Sunday, 26 November 2017

Suds flow in Ludlow

The poet laureate John Betjeman once described Ludlow as "probably the loveliest town in England". I'm not sure if he got to any of its pubs though, some of which are also right up there in the picturesqueness stakes.

I've been to Shropshire a few times before, but until yesterday hadn't been south of Shrewsbury, a similary timber-buildinged and narrow-streeted market town and the principal one in what must be amongst the emptiest counties in England.

The purpose of the trip was for my local CAMRA branch to present the silver award from Stockport Beer Festival to Ludlow Brewery for their Black Knight stout. En route there on the train, we passed both the trackside Salopian Brewery, probably the county's best-known brewer, and New Meadow, the rather identikit new home of Shrewsbury Town Football Club.

Ludlow Brewery operates out of a modernised ex-goods shed right next to the railway station, a handy location which meant that when we arrived at not long after noon the split-level structure was already filling up with several large parties. Certificate presented and a few pints of their beers and very toothsome pork pies and Scotch eggs dispensed with, we set out to explore some more of the town's other pubs .

I was quite surprised at how steep the hill we climbed up to the town centre was, although it was  worth the effort as we passed numeous mediaeval buildings, and in terms of size Ludlow is very walkable. The pubs there were also hearteningly full for a Saturday afternoon, partly because of the coach parties which had travelled to the town for a Christmas market at the castle.

Apart from the Ludlow brewery tap, the town has just one other Good Beer Guide entry, The Queens, which we visited as well as the courtyarded Feathers and Rose and Crown, the bottle shop-cum-bar Artisan Ales, the more modern but still atmospheric Church Inn, and finally the front parlour-style and single beer-dispensing Dog Hangs Well for a last pint before boarding the train for the return journey north, one enlivened at Shrewsbury by some raucous but chatty Bradford City fans celebrating their 1-0 win over the town's table-topping League One side.

















Tuesday, 21 November 2017

Labour in vain

BBC Two last night showed a documentary filmed throughout the campaign for June's General Election, Labour: The Summer That Changed Everything, which followed four anti-Corbyn Labour MP's who hoped that a Tory landslide and a heavy defeat for their own party might just finish off a Leader whom they themselves had spectacularly failed to oust with an, at times farcical, parliamentary coup the summer before, ultimately fronted by the comically inept and now almost forgotten figure of Owen Smith.

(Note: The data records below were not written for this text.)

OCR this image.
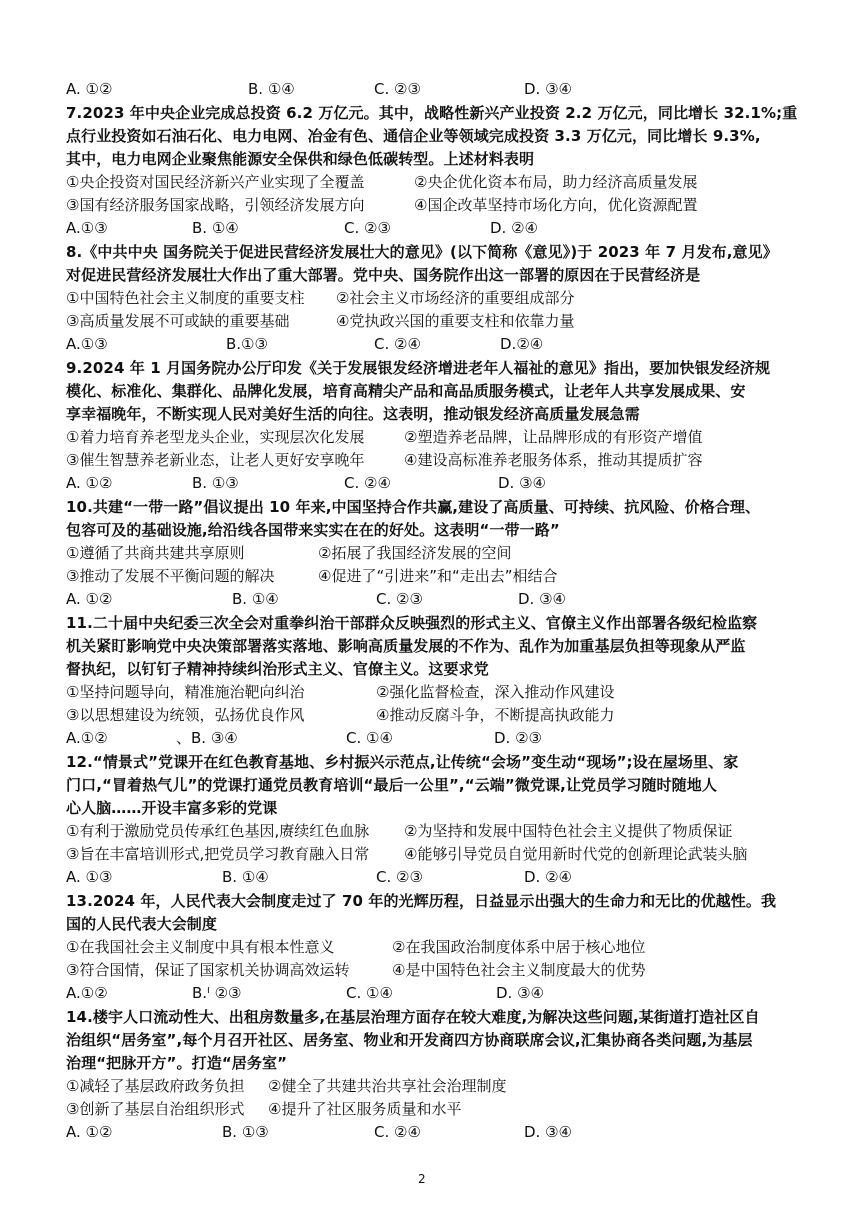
A. ①②	B. ①④	C. ②③	D. ③④
7.2023 年中央企业完成总投资 6.2 万亿元。其中，战略性新兴产业投资 2.2 万亿元，同比增长 32.1%;重
点行业投资如石油石化、电力电网、冶金有色、通信企业等领域完成投资 3.3 万亿元，同比增长 9.3%,
其中，电力电网企业聚焦能源安全保供和绿色低碳转型。上述材料表明
①央企投资对国民经济新兴产业实现了全覆盖	②央企优化资本布局，助力经济高质量发展
③国有经济服务国家战略，引领经济发展方向	④国企改革坚持市场化方向，优化资源配置
A.①③	B. ①④	C. ②③	D. ②④
8.《中共中央 国务院关于促进民营经济发展壮大的意见》(以下简称《意见》)于 2023 年 7 月发布,意见》
对促进民营经济发展壮大作出了重大部署。党中央、国务院作出这一部署的原因在于民营经济是
①中国特色社会主义制度的重要支柱 ②社会主义市场经济的重要组成部分
③高质量发展不可或缺的重要基础	④党执政兴国的重要支柱和依靠力量
A.①③	B.①③	C. ②④	D.②④
9.2024 年 1 月国务院办公厅印发《关于发展银发经济增进老年人福祉的意见》指出，要加快银发经济规
模化、标准化、集群化、品牌化发展，培育高精尖产品和高品质服务模式，让老年人共享发展成果、安
享幸福晚年，不断实现人民对美好生活的向往。这表明，推动银发经济高质量发展急需
①着力培育养老型龙头企业，实现层次化发展	②塑造养老品牌，让品牌形成的有形资产增值
③催生智慧养老新业态，让老人更好安享晚年	④建设高标准养老服务体系，推动其提质扩容
A. ①②	B. ①③	C. ②④	D. ③④
10.共建“一带一路”倡议提出 10 年来,中国坚持合作共赢,建设了高质量、可持续、抗风险、价格合理、
包容可及的基础设施,给沿线各国带来实实在在的好处。这表明“一带一路”
①遵循了共商共建共享原则	②拓展了我国经济发展的空间
③推动了发展不平衡问题的解决	④促进了“引进来”和“走出去”相结合
A. ①②	B. ①④	C. ②③	D. ③④
11.二十届中央纪委三次全会对重拳纠治干部群众反映强烈的形式主义、官僚主义作出部署各级纪检监察
机关紧盯影响党中央决策部署落实落地、影响高质量发展的不作为、乱作为加重基层负担等现象从严监
督执纪，以钉钉子精神持续纠治形式主义、官僚主义。这要求党
①坚持问题导向，精准施治靶向纠治	②强化监督检查，深入推动作风建设
③以思想建设为统领，弘扬优良作风	④推动反腐斗争，不断提高执政能力
A.①②	、B. ③④	C. ①④	D. ②③
12.“情景式”党课开在红色教育基地、乡村振兴示范点,让传统“会场”变生动“现场”;设在屋场里、家
门口,“冒着热气儿”的党课打通党员教育培训“最后一公里”,“云端”微党课,让党员学习随时随地人
心人脑……开设丰富多彩的党课
①有利于激励党员传承红色基因,赓续红色血脉 ②为坚持和发展中国特色社会主义提供了物质保证
③旨在丰富培训形式,把党员学习教育融入日常 ④能够引导党员自觉用新时代党的创新理论武装头脑
A. ①③	B. ①④	C. ②③	D. ②④
13.2024 年，人民代表大会制度走过了 70 年的光辉历程，日益显示出强大的生命力和无比的优越性。我
国的人民代表大会制度
①在我国社会主义制度中具有根本性意义	②在我国政治制度体系中居于核心地位
③符合国情，保证了国家机关协调高效运转	④是中国特色社会主义制度最大的优势
A.①②	B.ᴵ ②③	C. ①④	D. ③④
14.楼宇人口流动性大、出租房数量多,在基层治理方面存在较大难度,为解决这些问题,某街道打造社区自
治组织“居务室”,每个月召开社区、居务室、物业和开发商四方协商联席会议,汇集协商各类问题,为基层
治理“把脉开方”。打造“居务室”
①减轻了基层政府政务负担 ②健全了共建共治共享社会治理制度
③创新了基层自治组织形式 ④提升了社区服务质量和水平
A. ①②	B. ①③	C. ②④	D. ③④
2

The highlight of the programme for me was the moment when the exit poll was announced as voting ended at ten o'clock on polling day, showing that Labour had actually gained thirty seats, the Tories had lost their slim House of Commons majority and their hopes of Corbyn resigning had just evaporated, with Stephen Kinnock, next to his father, the failed ex-Labour Leader and now Baron of Bedwelty, Neil in a social club in South Wales and Lucy Powell amongst besuited young activists in the City Arms, long a meeting place for Manchester councillors, being just round the corner from the Town Hall, both attempting to suppress their obvious disappointment as their hopes for a swift return to what they still no doubt see as normal politics were finally dashed by the electorate.

The programme then skipped forward to the Labour Party conference in Brighton a few months later, with the four looking rather forlorn and friendless amidst the, admittedly a bit gushingly admiring, youthful Corbyn fan club. Having twice failed to persuade the membership to elect one of their own as Leader in successive years, you felt that deep down their thoughts were pretty much identical to those which Bertolt Brecht famously assigned to the Stalinist dictators of East Germany in 1953 after the Berlin building workers' strike sparked an uprising against their rule: "Would it not be easier.../To dissolve the people/And elect another?"

The most bizarre Labour Party-related TV moment of the night had already occurred earlier in the evening, when one-time Cabinet minister and Shadow Chancellor Ed Balls brought the ex-Communications Workers Union General Secretary Billy Hayes onto BBC One's Would I Lie To You?, not a programme I normally watch, but which I happened to catch five minutes of while flicking through the channels, and introduced him as his former partner in a Lionel Richie/Diana Ross karaoke tribute act.